The way to implement the latter is as follows. Change the public event to a private delegate, and a public event property. Our sample class changes to look like the following:
    using System.Runtime.CompilerServices;
	
    // serialized object
    [Serializable]
    public class BigDeal {
        string something = "";

        [NonSerialized]
        private EventHandler _myEvent;        
        public event EventHandler MyEvent {
            [MethodImpl(MethodImplOptions.Synchronized)]
            add {
                _myEvent = (EventHandler)Delegate.Combine(_myEvent, value);
            }
            [MethodImpl(MethodImplOptions.Synchronized)]
            remove {
                _myEvent = (EventHandler)Delegate.Remove(_myEvent, value);
            }
        }
        protected virtual void OnEvent(EventArgs e) {
            if(_myEvent != null) _myEvent(this, e);
        }
        public string Something {
            get { return this.something; }
            set { 
                this.something = value; 
                OnEvent(EventArgs.Empty);
            }
        }
        public BigDeal() {
        }
    }

As you can see, we've added a using statement for System.Runtime.CompilerServices, which is actually for the MethodImpl attributes placed in the add and remove blocks of the event property.

Next, we created a private delegate, and public event property for the event.
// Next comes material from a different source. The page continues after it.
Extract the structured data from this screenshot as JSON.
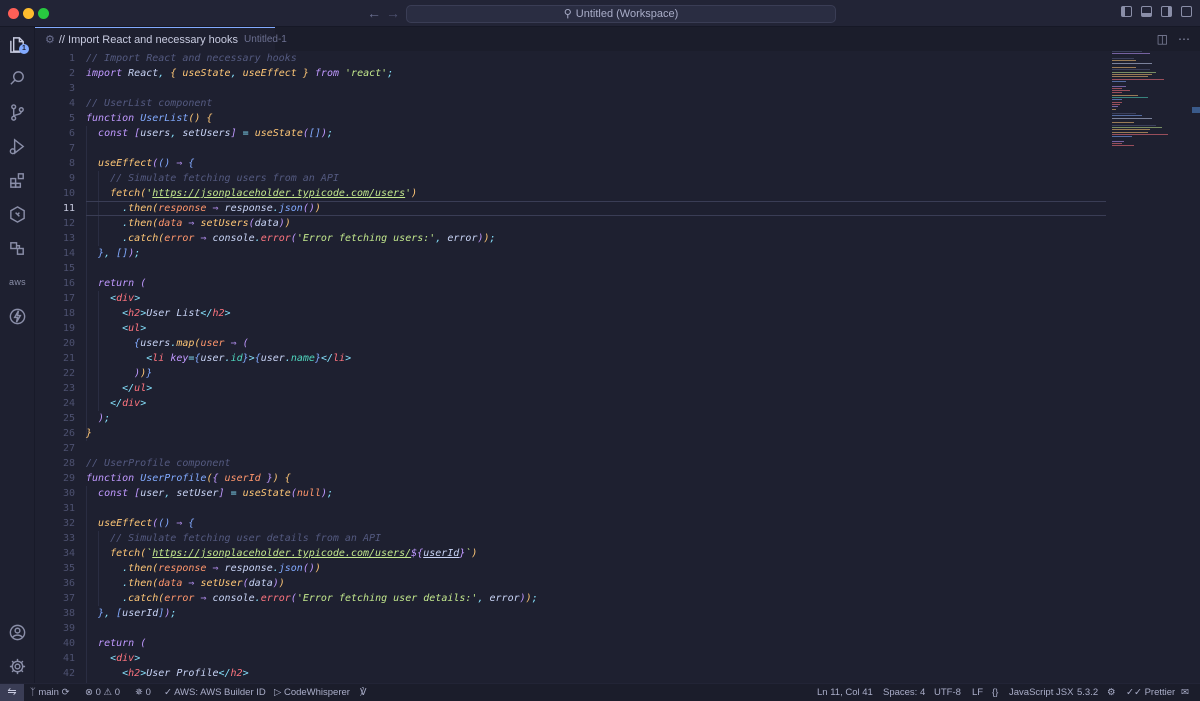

We added the necessary Add & Remove blocks for the event property (events use add & remove to keep event's in sync) and add the MethodImpl attributes which take care of making the appropriate locks when we compile so that only 1 thread can access the event at a time to add and remove event definitions.

Next, we mark our delegate with the [NonSerialized] attribute, so that the serializer doesn't attempt to serialize the value of our event's delegate (aka our event handler).

The first suggestion--Marking your event handling class as [Serializable]--only works in a few situations, because we don't always have code for the base class we're extending (which also must be marked as serializable).

Here you have the final product which can have non-serializable objects define event handlers for it, and no exception will be thrown.
namespace SerializationWoes {
    using System;
    using System.IO;
    using System.Runtime.CompilerServices;
    using System.Runtime.Serialization.Formatters.Binary;
    class Class1 {
        [NonSerialized]
        static Class1 c = new Class1();
        Class1() {} 
        private void bd_MyEvent(object sender, EventArgs e) {
            Console.WriteLine("hey some event just happened");
        } 

        [STAThread]
        static void Main(string[] args) {
            BinaryFormatter bf = new BinaryFormatter(); 
            byte[] bytes;
            BigDeal bd = new BigDeal();
            bd.MyEvent += new EventHandler(c.bd_MyEvent);
            bd.Something = "blah blah blah";
            using ( MemoryStream ms = new MemoryStream() ) {
                bf.Serialize(ms, bd);
                ms.Seek(0,0);
                bytes = ms.ToArray();
            }
        }
    }

    // serialized object
    [Serializable]
    public class BigDeal {
        string something = "";
        [NonSerialized]
        private EventHandler _myEvent;        
        public event EventHandler MyEvent {
            [MethodImpl(MethodImplOptions.Synchronized)]
            add {
                _myEvent = (EventHandler)Delegate.Combine(_myEvent, value);
            }
            [MethodImpl(MethodImplOptions.Synchronized)]
            remove {
                _myEvent = (EventHandler)Delegate.Remove(_myEvent, value);
            }
        }
        protected virtual void OnEvent(EventArgs e) {
            if(_myEvent != null) _myEvent(this, e);
        }
        public string Something {
            get { return this.something; }
            set { 
                this.something = value; 
                OnEvent(EventArgs.Empty);
            }
        }
        public BigDeal() {
        }
    }
}


Now hopefully anyone having the same problem we had today at work (who has access to Google), won't have to spend as long with the problem as we had to (not that an hour or two is much time, just annoying).